Ketika di riset, 90% rata-rata orang mengatakan pangkal dari tujuan hidup adalah ketenangan. Menurut saya ini hampir benar. Kita buktikan dengan lima proses menggapai ketenangan ala warga Jerman. 

In der Ruhe liegt die Kraft. Jika diterjemahkan bebas, dalam ketenangan ada kekuatan. Kalimat ini menjadi pengingat bagi mereka yang dikejar-kejar waktu, agar memperlambat dan meluangkan waktu sejenak untuk mengumpulkan kekuatan.  

Eile mit Weile. Eile berarti tergesa-gesa, sedangkan Weile artinya lambat-laun. Frasa ‘Eile mit Weile’ adalah permainan kata, yang mengisyaratkan agar dalam keadaan terdesak pun, kita harus mengambil waktu untuk berpikir dan menimbang dengan baik, jika kaitanya dengan mengambil keputusan krusial dan penting.

Ruhe vor dem Sturm. Artinya: ketenangan sebelum badai. Ini adalah saat-saat yang tenang dan hening, sebelum kegiatan yang intens dimulai. Ini juga bisa berarti, jika segala sesuatu kelihatan tenang, boleh jadi akan segera terjadi sesuatu yang menggegerkan. Karena jangan-jangan, keheningan itu adalah “Ruhe vor dem Sturm.”. 

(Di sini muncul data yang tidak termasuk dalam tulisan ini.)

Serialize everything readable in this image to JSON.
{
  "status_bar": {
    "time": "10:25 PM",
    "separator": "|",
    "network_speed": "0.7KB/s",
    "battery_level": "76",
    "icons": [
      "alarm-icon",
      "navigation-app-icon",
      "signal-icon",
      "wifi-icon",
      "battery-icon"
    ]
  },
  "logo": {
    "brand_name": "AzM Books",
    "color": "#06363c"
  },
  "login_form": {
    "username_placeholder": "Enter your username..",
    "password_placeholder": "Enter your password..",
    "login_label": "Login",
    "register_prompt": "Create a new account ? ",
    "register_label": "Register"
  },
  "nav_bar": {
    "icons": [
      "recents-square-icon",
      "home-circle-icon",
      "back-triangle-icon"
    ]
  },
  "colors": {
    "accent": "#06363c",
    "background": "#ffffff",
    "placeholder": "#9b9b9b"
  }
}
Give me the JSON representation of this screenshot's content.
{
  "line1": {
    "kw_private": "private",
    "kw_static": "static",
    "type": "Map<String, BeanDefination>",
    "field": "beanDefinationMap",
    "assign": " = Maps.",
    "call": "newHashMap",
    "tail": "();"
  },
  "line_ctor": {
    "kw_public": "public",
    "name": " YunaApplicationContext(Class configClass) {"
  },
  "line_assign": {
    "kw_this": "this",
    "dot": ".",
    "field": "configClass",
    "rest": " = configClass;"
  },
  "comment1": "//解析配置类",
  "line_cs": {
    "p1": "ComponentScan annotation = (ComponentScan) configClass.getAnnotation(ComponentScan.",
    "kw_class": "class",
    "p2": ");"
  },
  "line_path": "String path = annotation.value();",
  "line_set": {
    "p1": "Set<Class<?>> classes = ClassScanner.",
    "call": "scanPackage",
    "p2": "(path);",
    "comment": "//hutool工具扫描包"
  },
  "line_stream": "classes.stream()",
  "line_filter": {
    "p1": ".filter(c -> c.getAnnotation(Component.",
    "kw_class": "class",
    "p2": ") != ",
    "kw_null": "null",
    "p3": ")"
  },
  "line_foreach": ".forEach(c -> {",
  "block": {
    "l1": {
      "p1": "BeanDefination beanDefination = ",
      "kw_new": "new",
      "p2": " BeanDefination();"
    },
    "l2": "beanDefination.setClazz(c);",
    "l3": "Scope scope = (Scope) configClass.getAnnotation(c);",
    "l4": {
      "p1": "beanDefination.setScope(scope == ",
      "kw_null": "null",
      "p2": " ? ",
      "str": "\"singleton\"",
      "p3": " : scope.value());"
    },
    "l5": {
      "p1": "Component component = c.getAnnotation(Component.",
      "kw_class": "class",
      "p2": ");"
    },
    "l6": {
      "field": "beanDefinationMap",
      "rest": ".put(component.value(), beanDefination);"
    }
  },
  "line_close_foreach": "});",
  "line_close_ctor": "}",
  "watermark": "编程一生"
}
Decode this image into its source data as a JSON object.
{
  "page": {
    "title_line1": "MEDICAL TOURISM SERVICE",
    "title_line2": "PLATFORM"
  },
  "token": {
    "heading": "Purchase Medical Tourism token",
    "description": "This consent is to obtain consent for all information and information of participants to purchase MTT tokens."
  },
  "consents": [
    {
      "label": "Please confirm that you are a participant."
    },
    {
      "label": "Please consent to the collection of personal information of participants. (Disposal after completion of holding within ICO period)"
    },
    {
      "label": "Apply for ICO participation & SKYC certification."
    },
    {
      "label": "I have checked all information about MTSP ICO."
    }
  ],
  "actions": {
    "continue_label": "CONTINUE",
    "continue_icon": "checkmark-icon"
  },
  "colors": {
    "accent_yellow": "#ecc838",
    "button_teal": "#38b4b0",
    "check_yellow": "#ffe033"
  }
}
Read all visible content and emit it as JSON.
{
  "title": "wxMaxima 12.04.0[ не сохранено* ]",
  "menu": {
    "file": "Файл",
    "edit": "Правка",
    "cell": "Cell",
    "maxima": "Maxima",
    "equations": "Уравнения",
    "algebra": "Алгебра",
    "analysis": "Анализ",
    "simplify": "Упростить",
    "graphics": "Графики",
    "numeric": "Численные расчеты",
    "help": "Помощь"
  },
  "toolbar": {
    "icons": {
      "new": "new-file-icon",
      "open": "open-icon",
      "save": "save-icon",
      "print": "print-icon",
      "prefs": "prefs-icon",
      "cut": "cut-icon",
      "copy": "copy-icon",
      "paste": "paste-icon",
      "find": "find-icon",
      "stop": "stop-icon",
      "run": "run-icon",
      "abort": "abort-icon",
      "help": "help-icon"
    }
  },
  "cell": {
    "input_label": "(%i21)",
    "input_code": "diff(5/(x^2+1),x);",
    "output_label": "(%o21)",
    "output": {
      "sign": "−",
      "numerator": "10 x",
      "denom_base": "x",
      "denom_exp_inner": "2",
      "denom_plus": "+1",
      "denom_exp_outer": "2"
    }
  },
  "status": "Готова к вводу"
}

Immer mit der Ruhe. Artinya: selalu dengan ketenangan. Maksudnya, menghadapi tugas atau masalah, tidak perlu panik atau gugup. Cobalah tenang untuk bisa berpikir jernih. Carilah ketenangan, ambil waktu untuk refleksi, berusaha menghadapi kenyataan dengan lebih santai.

Wer rastet, der rostet. Kira–kira artinya: siapa (cepat) istirahat, dia akan berkarat. Setelah ungkapan tentang ketenangan, santai, dan ambil waktu untuk mengumpulkan kekuatan, yang satu ini adalah ungkapan sebaliknya. Sederhananya, jangan cepat menyerah. Kalau mengerjakan sesuatu, jangan setengah jalan, lalu berhenti. Ajok separoh-separoh. Jangan hanya berdiam diri, terus bergerak dan berkegiatan untuk menghindar dari karatan. Sama dengan otak, jika hanya didiamkan otak akan segera aus dan berkarat. Teruslah berpikir dan mengolah ketenangan. 

Marcanang. Mari Mencari Ketenangan. Mohon maaf jika tulisan ini njelimet. Berhubung yang dibahas soal kehidupan. Serba relatif dan multitafsir. Selamat membaca!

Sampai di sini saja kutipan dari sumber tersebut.